Vivek persiste malgré la mort et les dysfonctionnements qui l’accablent. Lorsque la possibilité de laisser sa famille derrière et de refaire sa vie en étudiant à l’étranger n’est plus envisageable, iel s’invente une existence en partant de rien. Face à la mort, Vivek prend le courage de faire ce que personne dans sa famille n’avait osé faire depuis des décennies : iel choisit la vie.
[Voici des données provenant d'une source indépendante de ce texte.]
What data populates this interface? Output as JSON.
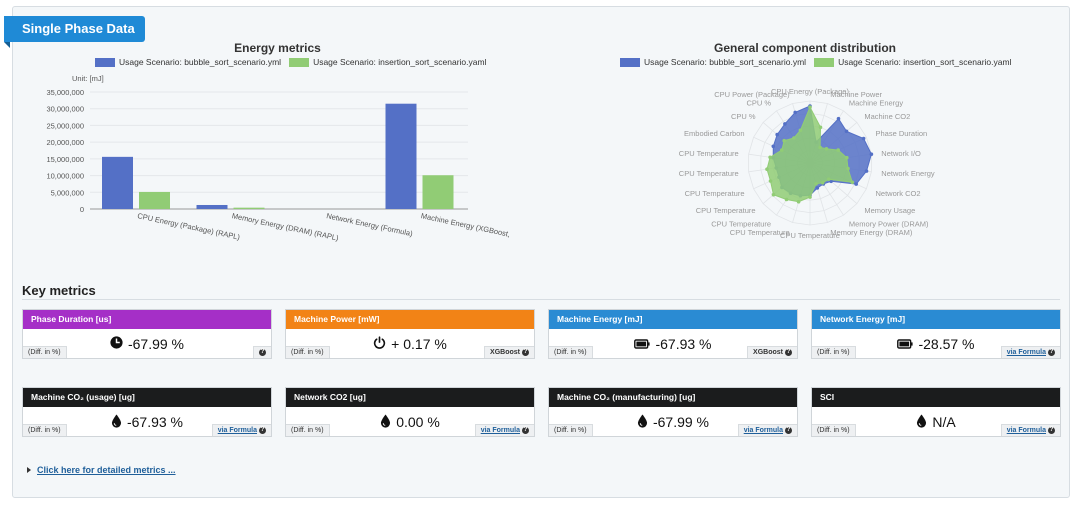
{
  "section": {
    "title": "Single Phase Data"
  },
  "energy_chart": {
    "chart_data": {
      "type": "bar",
      "title": "Energy metrics",
      "unit_label": "Unit: [mJ]",
      "categories": [
        "CPU Energy (Package) (RAPL)",
        "Memory Energy (DRAM) (RAPL)",
        "Network Energy (Formula)",
        "Machine Energy (XGBoost,"
      ],
      "series": [
        {
          "name": "Usage Scenario: bubble_sort_scenario.yml",
          "color": "#5470c6",
          "values": [
            15600000,
            1200000,
            0,
            31500000
          ]
        },
        {
          "name": "Usage Scenario: insertion_sort_scenario.yaml",
          "color": "#91cc75",
          "values": [
            5100000,
            400000,
            0,
            10100000
          ]
        }
      ],
      "ylim": [
        0,
        35000000
      ],
      "yticks": [
        "0",
        "5,000,000",
        "10,000,000",
        "15,000,000",
        "20,000,000",
        "25,000,000",
        "30,000,000",
        "35,000,000"
      ],
      "legend_position": "top"
    }
  },
  "radar_chart": {
    "chart_data": {
      "type": "radar",
      "title": "General component distribution",
      "series": [
        {
          "name": "Usage Scenario: bubble_sort_scenario.yml",
          "color": "#5470c6"
        },
        {
          "name": "Usage Scenario: insertion_sort_scenario.yaml",
          "color": "#91cc75"
        }
      ],
      "indicators": [
        "CPU Energy (Package)",
        "Machine Power",
        "Machine Energy",
        "Machine CO2",
        "Phase Duration",
        "Network I/O",
        "Network Energy",
        "Network CO2",
        "Memory Usage",
        "Memory Power (DRAM)",
        "Memory Energy (DRAM)",
        "CPU Temperature",
        "CPU Temperature",
        "CPU Temperature",
        "CPU Temperature",
        "CPU Temperature",
        "CPU Temperature",
        "CPU Temperature",
        "Embodied Carbon",
        "CPU %",
        "CPU %",
        "CPU Power (Package)"
      ],
      "blue_values": [
        0.92,
        0.35,
        0.85,
        0.78,
        0.95,
        1.0,
        0.92,
        0.82,
        0.45,
        0.4,
        0.42,
        0.52,
        0.55,
        0.58,
        0.6,
        0.55,
        0.55,
        0.6,
        0.65,
        0.7,
        0.75,
        0.85
      ],
      "green_values": [
        0.9,
        0.6,
        0.3,
        0.35,
        0.5,
        0.6,
        0.62,
        0.75,
        0.4,
        0.38,
        0.35,
        0.55,
        0.65,
        0.7,
        0.78,
        0.7,
        0.7,
        0.65,
        0.5,
        0.55,
        0.48,
        0.55
      ],
      "legend_position": "top"
    }
  },
  "key_metrics": {
    "title": "Key metrics",
    "diff_label": "(Diff. in %)",
    "cards": [
      {
        "label": "Phase Duration [us]",
        "value": "-67.99 %",
        "icon": "clock-icon",
        "source": "",
        "link": false,
        "color": "purple"
      },
      {
        "label": "Machine Power [mW]",
        "value": "+ 0.17 %",
        "icon": "power-icon",
        "source": "XGBoost",
        "link": false,
        "color": "orange"
      },
      {
        "label": "Machine Energy [mJ]",
        "value": "-67.93 %",
        "icon": "battery-icon",
        "source": "XGBoost",
        "link": false,
        "color": "blue"
      },
      {
        "label": "Network Energy [mJ]",
        "value": "-28.57 %",
        "icon": "battery-icon",
        "source": "via Formula",
        "link": true,
        "color": "blue"
      },
      {
        "label": "Machine CO₂ (usage) [ug]",
        "value": "-67.93 %",
        "icon": "drop-icon",
        "source": "via Formula",
        "link": true,
        "color": "black"
      },
      {
        "label": "Network CO2 [ug]",
        "value": "0.00 %",
        "icon": "drop-icon",
        "source": "via Formula",
        "link": true,
        "color": "black"
      },
      {
        "label": "Machine CO₂ (manufacturing) [ug]",
        "value": "-67.99 %",
        "icon": "drop-icon",
        "source": "via Formula",
        "link": true,
        "color": "black"
      },
      {
        "label": "SCI",
        "value": "N/A",
        "icon": "drop-icon",
        "source": "via Formula",
        "link": true,
        "color": "black"
      }
    ]
  },
  "details_link": "Click here for detailed metrics ..."
}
Vivek est un oiseau en cage, mais iel a orné son enclos et s’est paréE d’une splendeur magnifique. Au chapitre 6, Vivek dit : « Beautyful. Je n’ai aucune idée de la raison pour laquelle cette orthographe a été choisie, mais je l’aime parce qu’elle garde le mot ‘beauty’ intact. Elle n’a pas été avalée ; tuée par un ‘i’ pour en faire un tout nouveau mot. Le mot était solide ; il était toujours là, tellement présent qu’il ne pouvait pas entrer dans un nouveau mot, tellement il était plein. Il donnait une meilleure idée de ce qui causait exactement cette plénitude. La beauté. »
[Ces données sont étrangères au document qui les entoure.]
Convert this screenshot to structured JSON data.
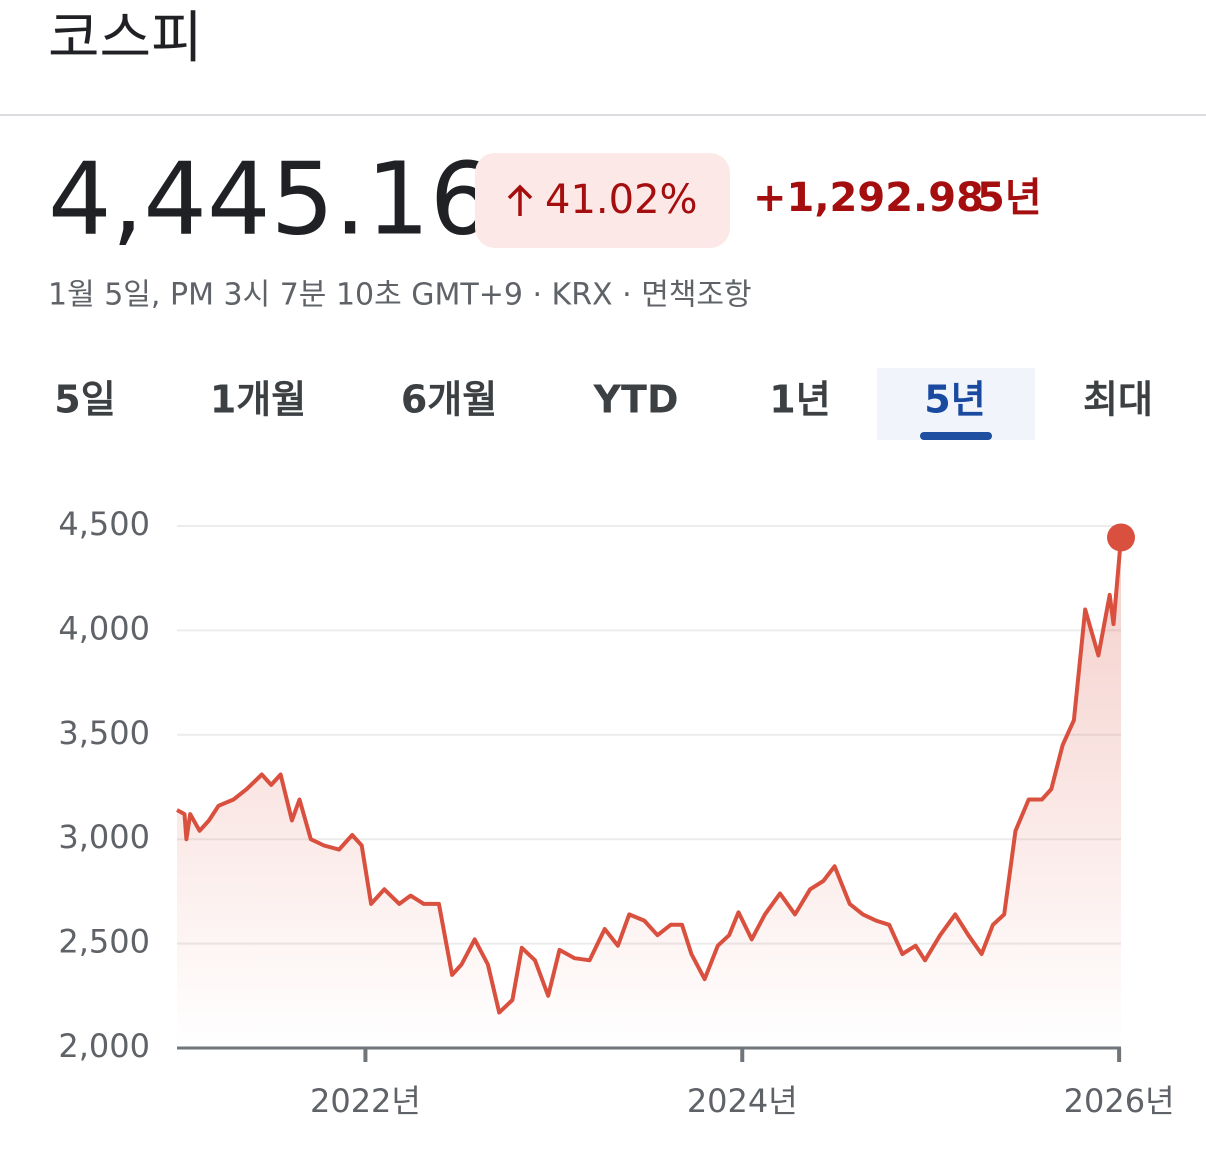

Les liens et la communauté qu’iel est parvenu à construire avec Juju, Elizabeth, Somto et Olunne étaient le baume dont iel avait besoin. Elles lui avaient permis de déployer ses ailes et de dépoussiérer ses plumes. Les filles avaient permis à Vivek de rêver, et des rêves elle en avait fait ! Osita cependant était complètement incapable de se débarrasser de son bagage familial. Il y avait complètement succombé et cela avait déformé ce que Vivek représentait pour lui. Osita voyait Vivek changer et se libérer des pires aspects des traumatismes qui lui avaient été transmis, et cela le terrifiait. Pourquoi ne pouvait-iel pas être satisfaitE de ses chaînes ? Pourquoi ne pouvait-iel pas accepter la réalité qu’il n’y aurait jamais de place pour l’acceptation de leur différence dans leur famille ou leur communauté comme lui l’avait fait ? Osita en voulait profondément à Vivek de s’être donné la permission d’exister, et pas seulement d’exister; de défier la catégorisation, la simplicité ou la respectabilité. Vivek avait choisi la vie et la beauté là où Osita se contentait de la mort et de la décrépitude. C’est ce ressentiment, cette rage qui conduit finalement à la mort prématurée de Vivek.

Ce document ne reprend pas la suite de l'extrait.